AI

IBM accelerates AI for the mainframe market

It might seem like all AI processing is happening on clouds full of GPUs, but some companies do AI inferencing on their own data center mainframe computing systems, perhaps for data privacy or security reasons. IBM knows this group well, and just announced a new chips to bring them more AI acceleration capabilities.

During this week’s Hot Chips 2024 conference in Palo Alto, California, Big Blue introduced its Telum II processor and the Spyre AI Accelerator.

The Telum II arrives on the scene almost exactly three years after IBM launched the first Telum processor to bring AI inference to applications like anti-fraud detecting in the financial sector. The Telum II offers eight high-performance cores running at 5.5GHz, according to an IBM blog post, which added, “Telum II will include a 40% increase in on-chip cache capacity, with the virtual L3 and virtual L4 growing to 360MB and 2.88GB respectively. The processor integrates a new data processing unit (DPU) specialized for IO acceleration and the next generation of on-chip AI acceleration.”

The addition of on-chip AI acceleration helps the Telum II achieve 24 trillion operations per second (TOPS), the company said.
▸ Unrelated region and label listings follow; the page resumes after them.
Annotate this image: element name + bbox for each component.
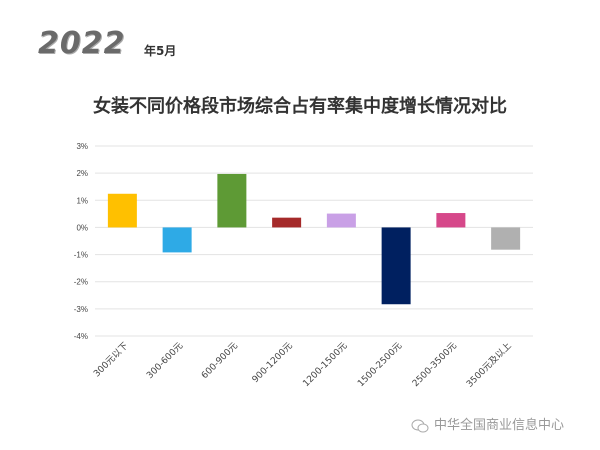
bar-6 bbox=[381, 227, 411, 305]
bar-3 bbox=[217, 173, 247, 228]
x-tick-label: 300-600元 bbox=[145, 341, 185, 381]
y-tick-label: 1% bbox=[76, 196, 88, 205]
bar-1 bbox=[107, 193, 137, 228]
x-tick-label: 1200-1500元 bbox=[301, 341, 349, 389]
x-tick-label: 300元以下 bbox=[92, 341, 130, 379]
x-tick-label: 600-900元 bbox=[200, 341, 240, 381]
y-tick-label: 3% bbox=[76, 142, 88, 151]
watermark-text: 中华全国商业信息中心 bbox=[434, 418, 565, 433]
bar-7 bbox=[436, 213, 466, 228]
month-heading: 年5月 bbox=[144, 44, 177, 58]
y-tick-label: -4% bbox=[74, 332, 88, 341]
y-tick-label: -2% bbox=[74, 278, 88, 287]
y-tick-label: 0% bbox=[76, 223, 88, 232]
y-tick-label: -3% bbox=[74, 305, 88, 314]
bar-8 bbox=[491, 227, 521, 250]
y-tick-label: 2% bbox=[76, 169, 88, 178]
x-tick-label: 3500元及以上 bbox=[464, 340, 513, 389]
x-tick-label: 1500-2500元 bbox=[356, 341, 404, 389]
bar-5 bbox=[326, 213, 356, 228]
bar-2 bbox=[162, 227, 192, 253]
watermark: 中华全国商业信息中心 bbox=[410, 414, 564, 434]
chart-title: 女装不同价格段市场综合占有率集中度增长情况对比 bbox=[93, 96, 507, 117]
x-tick-label: 2500-3500元 bbox=[411, 341, 459, 389]
wechat-icon bbox=[411, 419, 429, 432]
bar-4 bbox=[272, 217, 302, 228]
year-heading: 2022 bbox=[38, 26, 126, 61]
y-tick-label: -1% bbox=[74, 251, 88, 260]
x-tick-label: 900-1200元 bbox=[251, 341, 295, 385]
Meanwhile, the Spyre Accelerator has an architecture similar to that of the on-chip AI accelerator integrated into the Telum II chip. It contains 32 AI accelerator cores, and IBM said multiple Spyre Accelerators can be connected into the I/O Subsystem of its IBM Z mainframe computers via PCIe. “Combining these two technologies can result in a substantial increase in the amount of available acceleration,” the blog post stated.

AI acceleration for mainframe computers might not be high on the list of targets for a company like Nvidia, but IBM is well-known as a premiere and long standing mainframe supplier, and there is customer interest, too, according to Jack Gold, president and principal analyst at J. Gold Associates.

“Many enterprises want to run AI inference workloads on existing data center systems,” Gold told Fierce Electronics. “These chips are not meant to compete with the high end GPUs from Nvidia in training situations. It's more closely aligned to what Intel is doing with adding AI acceleration components to its Xeon cores running in data center servers.”

He added, “Many IBM mainframe clients run their own data centers since they consider the cloud not secure enough, or not compliant with regulatory requirements [such as in financial organizations or Wall Street or government agencies]. Once a model is developed, running it on a local mainframe is safer for them, or at least more comforting knowing they control all the data that never leaves their premises.”

Gold explained that  training such a model probably entails using much more generic data from outside the company. “So, running the model on the mainframe, albeit at a lower capability, relatively limited TOPS compared to chips like Nvidia, still gives them enough performance and complete vaulted processing infrastructure,” he said. “And they don’t need to reprogram all their software as it's still IBM compatible. It will be attractive to existing IBM clients in highly regulated industries and the government who are already large IBM customers.”

The AI use cases of these parties are evolving rapidly. IBM said that both IBM Telum II and the Spyre Accelerator are designed to support a broader, larger set of models with “ensemble AI method use cases.” Using ensemble AI leverages the strength of multiple AI models to improve overall performance and accuracy of a prediction as compared to individual models, the company said.

Both the Telum II and the Spyre are expected to be available in 2025.